This is just a reference post. I look these things up and then forget. Maybe writing it out will help, and if it doesn't at least I know where to look.
This is what he wrote when. There are probably enormous gaps, this is just what I currently know about:
- 1887: On the Concept of Number. Ph.D thesis... oh hang on, no, that was in maths, and this is a 'habilitation dissertation' instead, whatever that is. Influenced by Brentano. Was incorporated into...
- 1891: The Philosophy of Arithmetic. This is the one with the counting past twelve stuff in it. Started making notes here. This is also when he got into arguments with Frege about psychologism.
- 1900: Logical Investigations. This is a major work but I don't know anything about it. According to Stanford 'Husserl now adheres to a version of platonism that he derived from ideas of Hermann Lotze and especially Bernard Bolzano, where he embeds platonism about meaning and mental content in a theory of intentional consciousness'. I'm going to hope I can ignore that for now. (Later edit: oh no, I've just remembered that this is the one Derrida talks about a lot in Voice and Phenomenon, and is possibly where the indication/expression thing comes from, so I probably can't ignore it.)

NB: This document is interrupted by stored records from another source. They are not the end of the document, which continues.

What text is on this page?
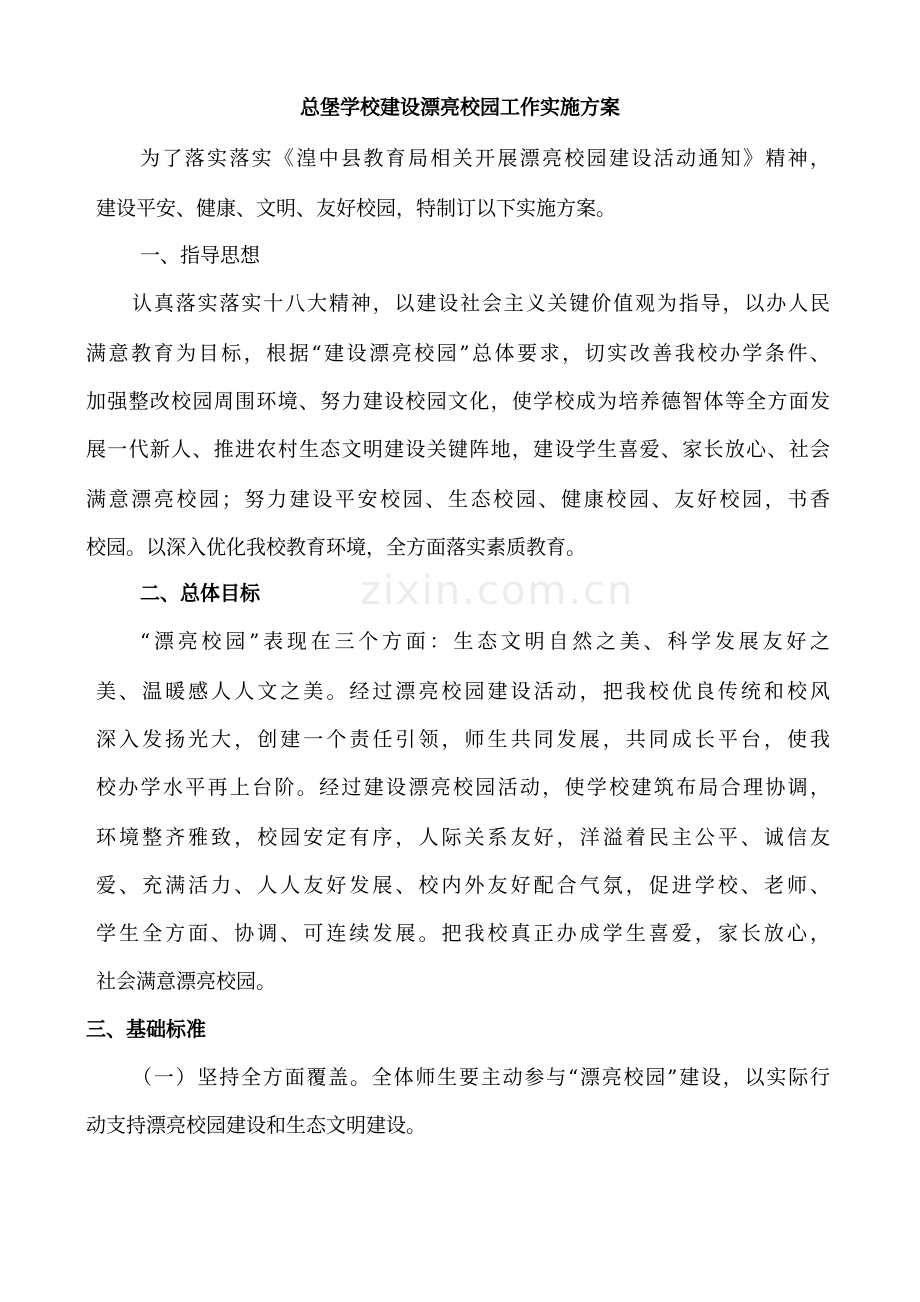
zixin.com.cn
总堡学校建设漂亮校园工作实施方案
为了落实落实《湟中县教育局相关开展漂亮校园建设活动通知》精神，
建设平安、健康、文明、友好校园，特制订以下实施方案。
一、指导思想
认真落实落实十八大精神，以建设社会主义关键价值观为指导，以办人民
满意教育为目标，根据“建设漂亮校园”总体要求，切实改善我校办学条件、
加强整改校园周围环境、努力建设校园文化，使学校成为培养德智体等全方面发
展一代新人、推进农村生态文明建设关键阵地，建设学生喜爱、家长放心、社会
满意漂亮校园；努力建设平安校园、生态校园、健康校园、友好校园，书香
校园。以深入优化我校教育环境，全方面落实素质教育。
二、总体目标
“漂亮校园”表现在三个方面：生态文明自然之美、科学发展友好之
美、温暖感人人文之美。经过漂亮校园建设活动，把我校优良传统和校风
深入发扬光大，创建一个责任引领，师生共同发展，共同成长平台，使我
校办学水平再上台阶。经过建设漂亮校园活动，使学校建筑布局合理协调，
环境整齐雅致，校园安定有序，人际关系友好，洋溢着民主公平、诚信友
爱、充满活力、人人友好发展、校内外友好配合气氛，促进学校、老师、
学生全方面、协调、可连续发展。把我校真正办成学生喜爱，家长放心，
社会满意漂亮校园。
三、基础标准
（一）坚持全方面覆盖。全体师生要主动参与“漂亮校园”建设，以实际行
动支持漂亮校园建设和生态文明建设。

- 1913: Ideas 1. As I understand it, this is the big one that introduces all the phenomenology jargon about 'transcendental reduction' and 'the natural attitude'. I've got as far as finding a pdf of this but have only read the contents page.
- 1928: On the Phenomenology of the Consciousness of Internal Time. Derrida talks a lot about his time-consciousness stuff, though I don't know if he's mainly referring to this or something else.
- 1936: The Crisis of European Sciences and Transcendental Phenomenology. I only know about this one because it has an appendix called 'The Origin of Geometry' that Derrida wrote a famous critique of. Given the title it's probably also relevant to Leszek's Husserl and the Search for Certitude (notes here), but Leszek only mentions the book once by name. Unfinished.
There is also an Ideas 2 that must fit in there somewhere but I don't know how.
- the natural attitude: the kind of normal implicit attitude that I live in a world full of already-meaningful objects external to me, extending in space and time, bla bla, something like that
- eidetic reduction: this is the Descartes piece of wax thing. Trying to find the essence of something by varying various properties. E.g. shape changes as the wax melts, so shape is not essential to being a piece of wax.
- Bracketing, epoché, phenomenological reduction: suspending judgement about the real existence of stuff you're experiencing and focusing on the direct experience
- transcendental reduction: Wikipedia has this lumped in with the three above but I am unsure, maybe it is subtly different
- 'the principle of all principles': this goes along with bracketing. Anything in our direct experience 'is to be offered simply as what it is presented as being, but also, only within the limits in which it is presented there'. Quote is from Ideas 1.
OK that was actually very helpful. And reading back old notes is also helpful. This notebook was a good idea.